1
votes

I have a very large corpus with each element consisting of a large amount of high dimensional data. Elements are constantly being added to the corpus. Potentially, only a portion of the corpus needs to be considered for each interaction. Elements are labeled, potentially with multiple labels and weights associated with the strength of those labels. The data is not sparse as far as I understand.

The input data is a set of parameters in the range of -1...1 between around (10-1000) inputs. This may be somewhat flexible depending on what machine learning method is most appropriate.

I am targeting high end smart phone devices. Ideally the processing could be done on the same device but I'm open to the possibility of transmitting it to a modest server.

What would be an appropriate machine learning approach for this kind of situation?
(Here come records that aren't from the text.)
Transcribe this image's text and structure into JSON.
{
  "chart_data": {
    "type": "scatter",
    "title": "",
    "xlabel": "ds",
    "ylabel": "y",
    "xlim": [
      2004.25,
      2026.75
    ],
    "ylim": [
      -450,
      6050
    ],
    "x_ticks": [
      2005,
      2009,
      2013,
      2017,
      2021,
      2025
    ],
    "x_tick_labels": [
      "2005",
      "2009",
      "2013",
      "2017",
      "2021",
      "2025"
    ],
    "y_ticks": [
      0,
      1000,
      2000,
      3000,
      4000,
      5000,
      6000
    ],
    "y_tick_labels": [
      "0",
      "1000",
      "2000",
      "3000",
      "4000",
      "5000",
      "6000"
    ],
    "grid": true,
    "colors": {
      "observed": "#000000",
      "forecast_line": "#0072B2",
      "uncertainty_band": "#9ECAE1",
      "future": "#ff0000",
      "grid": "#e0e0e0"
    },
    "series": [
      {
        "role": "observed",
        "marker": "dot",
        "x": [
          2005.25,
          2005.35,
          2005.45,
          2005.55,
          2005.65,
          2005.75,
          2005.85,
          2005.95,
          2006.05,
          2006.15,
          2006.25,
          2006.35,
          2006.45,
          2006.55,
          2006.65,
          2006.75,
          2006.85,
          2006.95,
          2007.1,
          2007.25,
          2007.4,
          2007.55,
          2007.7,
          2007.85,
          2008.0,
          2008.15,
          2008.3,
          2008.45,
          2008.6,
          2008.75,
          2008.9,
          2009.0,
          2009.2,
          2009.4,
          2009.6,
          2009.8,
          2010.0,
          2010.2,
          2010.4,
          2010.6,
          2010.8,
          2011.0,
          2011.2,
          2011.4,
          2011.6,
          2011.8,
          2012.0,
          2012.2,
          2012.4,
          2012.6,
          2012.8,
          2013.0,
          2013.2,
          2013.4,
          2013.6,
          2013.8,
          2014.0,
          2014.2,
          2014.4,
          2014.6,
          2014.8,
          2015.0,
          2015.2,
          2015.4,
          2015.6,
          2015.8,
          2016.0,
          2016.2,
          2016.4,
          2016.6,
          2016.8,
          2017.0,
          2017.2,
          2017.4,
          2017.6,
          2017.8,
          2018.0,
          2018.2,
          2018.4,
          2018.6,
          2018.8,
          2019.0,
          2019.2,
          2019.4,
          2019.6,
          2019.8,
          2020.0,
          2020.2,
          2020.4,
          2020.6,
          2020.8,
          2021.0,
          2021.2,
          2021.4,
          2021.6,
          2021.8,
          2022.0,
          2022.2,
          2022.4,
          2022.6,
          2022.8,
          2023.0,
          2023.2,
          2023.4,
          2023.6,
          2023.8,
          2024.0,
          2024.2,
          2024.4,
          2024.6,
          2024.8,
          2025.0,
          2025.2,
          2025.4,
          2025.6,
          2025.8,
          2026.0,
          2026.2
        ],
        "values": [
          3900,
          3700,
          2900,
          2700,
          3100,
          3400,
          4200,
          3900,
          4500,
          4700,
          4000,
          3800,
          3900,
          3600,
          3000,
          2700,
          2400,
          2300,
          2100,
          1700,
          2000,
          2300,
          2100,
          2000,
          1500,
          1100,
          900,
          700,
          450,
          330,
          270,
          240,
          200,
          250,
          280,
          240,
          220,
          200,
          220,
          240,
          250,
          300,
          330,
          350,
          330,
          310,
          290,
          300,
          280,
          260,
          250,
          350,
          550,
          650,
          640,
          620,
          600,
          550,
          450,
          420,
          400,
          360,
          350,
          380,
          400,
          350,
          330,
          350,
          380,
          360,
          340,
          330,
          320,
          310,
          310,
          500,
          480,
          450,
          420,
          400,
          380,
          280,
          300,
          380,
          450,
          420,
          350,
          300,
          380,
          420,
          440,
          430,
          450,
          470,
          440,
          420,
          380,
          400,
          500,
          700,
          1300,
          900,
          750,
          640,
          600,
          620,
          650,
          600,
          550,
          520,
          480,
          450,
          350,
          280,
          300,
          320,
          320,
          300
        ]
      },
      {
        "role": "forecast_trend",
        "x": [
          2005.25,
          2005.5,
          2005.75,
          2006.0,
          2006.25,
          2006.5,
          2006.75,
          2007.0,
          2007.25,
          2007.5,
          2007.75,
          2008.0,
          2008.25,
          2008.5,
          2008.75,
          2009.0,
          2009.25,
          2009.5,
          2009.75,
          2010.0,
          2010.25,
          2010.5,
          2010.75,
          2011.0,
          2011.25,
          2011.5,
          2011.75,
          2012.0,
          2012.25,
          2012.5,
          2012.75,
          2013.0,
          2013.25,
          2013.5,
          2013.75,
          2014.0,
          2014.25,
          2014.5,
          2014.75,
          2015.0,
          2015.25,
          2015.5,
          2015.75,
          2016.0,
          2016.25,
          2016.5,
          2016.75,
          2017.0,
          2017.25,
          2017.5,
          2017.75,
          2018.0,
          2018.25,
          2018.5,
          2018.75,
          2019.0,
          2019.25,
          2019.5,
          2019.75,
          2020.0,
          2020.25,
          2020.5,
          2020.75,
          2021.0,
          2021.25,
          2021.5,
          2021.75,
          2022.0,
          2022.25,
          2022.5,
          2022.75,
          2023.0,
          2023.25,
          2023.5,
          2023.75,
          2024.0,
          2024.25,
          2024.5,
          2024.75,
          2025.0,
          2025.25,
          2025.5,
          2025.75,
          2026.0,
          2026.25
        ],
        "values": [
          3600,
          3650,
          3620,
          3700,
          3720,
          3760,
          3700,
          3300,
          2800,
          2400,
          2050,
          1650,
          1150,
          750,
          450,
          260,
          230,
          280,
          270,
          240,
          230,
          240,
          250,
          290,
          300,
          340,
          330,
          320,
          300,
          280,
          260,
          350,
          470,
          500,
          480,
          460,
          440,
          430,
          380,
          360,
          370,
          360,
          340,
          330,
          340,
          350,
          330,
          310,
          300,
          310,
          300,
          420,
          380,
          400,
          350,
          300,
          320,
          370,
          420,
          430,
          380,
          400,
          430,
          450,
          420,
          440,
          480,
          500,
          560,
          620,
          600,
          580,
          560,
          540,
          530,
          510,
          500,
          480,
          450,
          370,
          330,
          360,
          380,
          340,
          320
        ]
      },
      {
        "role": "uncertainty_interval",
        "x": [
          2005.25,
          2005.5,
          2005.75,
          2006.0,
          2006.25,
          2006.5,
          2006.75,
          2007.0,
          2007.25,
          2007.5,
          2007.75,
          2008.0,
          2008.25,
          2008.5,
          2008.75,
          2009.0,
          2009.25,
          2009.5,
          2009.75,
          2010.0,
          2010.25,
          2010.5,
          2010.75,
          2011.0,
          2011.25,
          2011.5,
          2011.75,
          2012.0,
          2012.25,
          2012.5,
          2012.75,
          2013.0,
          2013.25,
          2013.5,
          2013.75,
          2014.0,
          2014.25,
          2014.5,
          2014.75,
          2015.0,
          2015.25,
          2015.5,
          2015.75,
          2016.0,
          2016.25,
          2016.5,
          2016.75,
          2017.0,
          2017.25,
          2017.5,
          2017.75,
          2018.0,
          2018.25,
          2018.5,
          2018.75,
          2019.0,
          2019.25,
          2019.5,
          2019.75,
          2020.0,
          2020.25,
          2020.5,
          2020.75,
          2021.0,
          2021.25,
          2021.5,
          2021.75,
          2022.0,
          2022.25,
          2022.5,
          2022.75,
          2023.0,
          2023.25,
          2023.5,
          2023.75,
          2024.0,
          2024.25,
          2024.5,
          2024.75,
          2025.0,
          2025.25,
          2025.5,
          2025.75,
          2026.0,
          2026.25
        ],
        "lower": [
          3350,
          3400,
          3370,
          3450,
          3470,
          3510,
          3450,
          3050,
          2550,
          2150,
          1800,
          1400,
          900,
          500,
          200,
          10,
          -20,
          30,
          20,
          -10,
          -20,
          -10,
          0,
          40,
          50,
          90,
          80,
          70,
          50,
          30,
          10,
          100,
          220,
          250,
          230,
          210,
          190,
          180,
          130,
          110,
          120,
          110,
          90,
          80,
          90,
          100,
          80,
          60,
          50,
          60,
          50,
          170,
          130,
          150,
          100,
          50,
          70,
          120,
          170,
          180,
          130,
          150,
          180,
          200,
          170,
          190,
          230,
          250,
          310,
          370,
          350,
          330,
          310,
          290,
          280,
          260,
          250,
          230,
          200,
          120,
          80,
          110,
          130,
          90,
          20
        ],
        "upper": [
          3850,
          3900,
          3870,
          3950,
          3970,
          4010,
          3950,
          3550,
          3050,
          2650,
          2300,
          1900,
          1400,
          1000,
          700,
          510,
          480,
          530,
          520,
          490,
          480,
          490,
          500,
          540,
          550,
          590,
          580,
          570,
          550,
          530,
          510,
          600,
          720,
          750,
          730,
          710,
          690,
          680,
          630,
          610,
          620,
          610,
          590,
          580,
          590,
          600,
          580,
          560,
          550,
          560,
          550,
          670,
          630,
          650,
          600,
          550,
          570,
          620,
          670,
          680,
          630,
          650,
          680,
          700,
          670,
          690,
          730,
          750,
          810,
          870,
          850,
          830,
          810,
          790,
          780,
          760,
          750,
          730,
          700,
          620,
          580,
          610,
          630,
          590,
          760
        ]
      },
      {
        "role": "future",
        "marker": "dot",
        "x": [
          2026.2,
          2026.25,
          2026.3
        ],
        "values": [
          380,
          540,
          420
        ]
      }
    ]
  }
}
I've been reading about random forrest decision trees, restricted boltzmann machines, deep learning boltzmann machines etc, but I could really use the advice of an experienced hand to direct me towards a few approaches to research that would work well give the conditions.

If my description seems wonky please let me know as I am still getting to grips with the ideas and may be fundamentally misunderstanding some aspect.

1
What is your output data? Is this supervised or unsupervised learning?Atilla Ozgur
Its primarily supervised - assigning labels and weights for those labels. I'm working with music, and statistical properties of its partitioning, so the data is dense, hierarchical and high dimensional (though they can be cropped). If unsupervised benefits those circumstances, could it be integrated? Output data is a ranked list of elements from the corpus or a portion of it. I am hoping to let the outputs that I can get, shape the way I use them though I am having trouble telling what is redundant or unavailable to my type of data. Any views would be greatly appreciated.eigen_enthused

1 Answers

0
votes

Try using the simplest k-nearest neighbor algorithm. You can use a Manhattan distance function to attain a quick distance function. You then can take a weighted average or majority class based on the nearest points.

This is also similar to kernel regression. I would suggest using a data structure such as a k-d tree to efficiently store your points.